Ze maken deel uit van een landbouwsysteem dat minder schadelijk is voor het milieu en dat zorgt voor gezondere voedselproducten. Het keurmerk voldoet aan de regels en eisen die er gelden voor biologische productie. Schadelijke stoffen, zoals synthetische chemicaliën, genetisch gemodificeerde organismen en antibiotica worden beperkt door het biologische keurmerk.

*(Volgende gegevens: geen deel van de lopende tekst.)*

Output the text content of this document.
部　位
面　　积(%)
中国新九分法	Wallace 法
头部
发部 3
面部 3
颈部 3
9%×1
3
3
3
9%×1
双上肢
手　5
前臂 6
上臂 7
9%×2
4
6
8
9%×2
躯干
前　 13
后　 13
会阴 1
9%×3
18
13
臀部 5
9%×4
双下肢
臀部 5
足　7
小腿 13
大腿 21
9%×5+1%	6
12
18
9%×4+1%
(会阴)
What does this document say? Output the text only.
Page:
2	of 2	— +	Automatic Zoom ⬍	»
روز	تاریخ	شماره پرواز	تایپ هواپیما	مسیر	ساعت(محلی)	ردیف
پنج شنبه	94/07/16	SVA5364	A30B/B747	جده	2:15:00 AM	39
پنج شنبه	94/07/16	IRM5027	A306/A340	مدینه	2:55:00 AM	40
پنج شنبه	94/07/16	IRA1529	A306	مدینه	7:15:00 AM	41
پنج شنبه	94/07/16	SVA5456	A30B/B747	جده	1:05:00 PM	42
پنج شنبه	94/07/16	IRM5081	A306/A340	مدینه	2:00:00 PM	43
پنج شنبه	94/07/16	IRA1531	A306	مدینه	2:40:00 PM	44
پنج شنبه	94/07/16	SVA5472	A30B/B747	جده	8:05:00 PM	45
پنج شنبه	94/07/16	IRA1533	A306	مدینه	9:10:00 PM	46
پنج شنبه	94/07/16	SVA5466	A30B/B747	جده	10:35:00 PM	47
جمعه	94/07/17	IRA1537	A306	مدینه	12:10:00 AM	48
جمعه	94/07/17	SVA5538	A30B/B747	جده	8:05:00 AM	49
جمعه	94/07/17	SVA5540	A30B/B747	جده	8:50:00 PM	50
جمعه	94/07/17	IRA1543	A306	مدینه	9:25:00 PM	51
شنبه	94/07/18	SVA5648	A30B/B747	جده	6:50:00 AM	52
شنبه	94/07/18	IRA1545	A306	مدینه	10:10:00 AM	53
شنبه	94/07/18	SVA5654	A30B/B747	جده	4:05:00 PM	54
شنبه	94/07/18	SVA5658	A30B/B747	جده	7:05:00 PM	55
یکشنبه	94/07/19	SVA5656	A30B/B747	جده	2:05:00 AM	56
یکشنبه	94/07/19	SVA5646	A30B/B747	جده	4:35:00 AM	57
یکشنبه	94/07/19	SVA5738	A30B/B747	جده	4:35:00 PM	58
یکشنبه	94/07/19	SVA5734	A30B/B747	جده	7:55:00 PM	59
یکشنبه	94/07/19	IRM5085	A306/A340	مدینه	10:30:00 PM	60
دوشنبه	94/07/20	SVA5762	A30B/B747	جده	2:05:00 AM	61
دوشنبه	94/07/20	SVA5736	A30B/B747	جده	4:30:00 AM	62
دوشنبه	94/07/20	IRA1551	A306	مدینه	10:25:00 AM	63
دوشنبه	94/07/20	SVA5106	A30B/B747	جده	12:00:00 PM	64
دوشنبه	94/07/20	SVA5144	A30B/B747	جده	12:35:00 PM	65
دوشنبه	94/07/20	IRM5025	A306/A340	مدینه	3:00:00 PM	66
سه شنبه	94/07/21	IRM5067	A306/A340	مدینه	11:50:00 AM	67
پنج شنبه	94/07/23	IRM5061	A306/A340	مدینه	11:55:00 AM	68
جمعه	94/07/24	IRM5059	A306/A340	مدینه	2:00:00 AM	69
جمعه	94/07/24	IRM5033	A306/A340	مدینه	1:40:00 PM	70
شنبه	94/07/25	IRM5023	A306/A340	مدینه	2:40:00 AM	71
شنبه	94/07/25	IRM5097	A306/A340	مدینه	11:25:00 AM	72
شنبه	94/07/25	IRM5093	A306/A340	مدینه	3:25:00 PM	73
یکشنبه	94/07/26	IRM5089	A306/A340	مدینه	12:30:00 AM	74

Daarnaast zorgt dit weer voor bevordering van het keurmerk milieuvriendelijke landbouwpraktijken, biodiversiteit en dierenwelzijn.
Dit Europees biologische keurmerk is een heel goed keurmerk, omdat ze goed scoren op de goede controle, transparantie en duurzaamheid.
Er worden verschillende eisen gesteld waaraan de biologische producten moeten voldoen om het keurmerk te mogen dragen. Allereerst moeten de producten voor minimaal 95% uit volledige biologische ingrediënten bestaan, anders valt het product er al niet onder. Daarnaast is het belangrijk dat je weet waar alle ingrediënten vandaan komen. Voor de productie mogen geen chemisch-synthetische bestrijdingsmiddelen en kunstmest gebruikt zijn. Bij dierlijke producten moet er met het welzijn van de dieren rekening gehouden zijn. Denk hierbij aan de productie van vlees, zuivel en ei.
Boeren die biologisch te werk gaan, dragen bij aan een beter klimaat. Dit komt doordat ze minder energie en broeikassen uitstoten. Voor het produceren van kunstmest is heel veel energie nodig. Dat maakt dat het slecht is voor het klimaat. Bioboeren maken geen gebruik van kunstmest. Een groot gedeelte van het vee moet uit Nederland komen en niet van andere landen. Hier is namelijk heel veel vervoer voor nodig wat een vervuilende werking heeft op het klimaat. Daarnaast moeten biologische veehouders beschikken over meer dan genoeg grond om hun mest op kwijt te kunnen, waardoor ze overschotten voorkomen. Dit is weer goed voor een goede biologische bodem, wat er in resulteert dat er genoeg C02 in opgeslagen kan worden.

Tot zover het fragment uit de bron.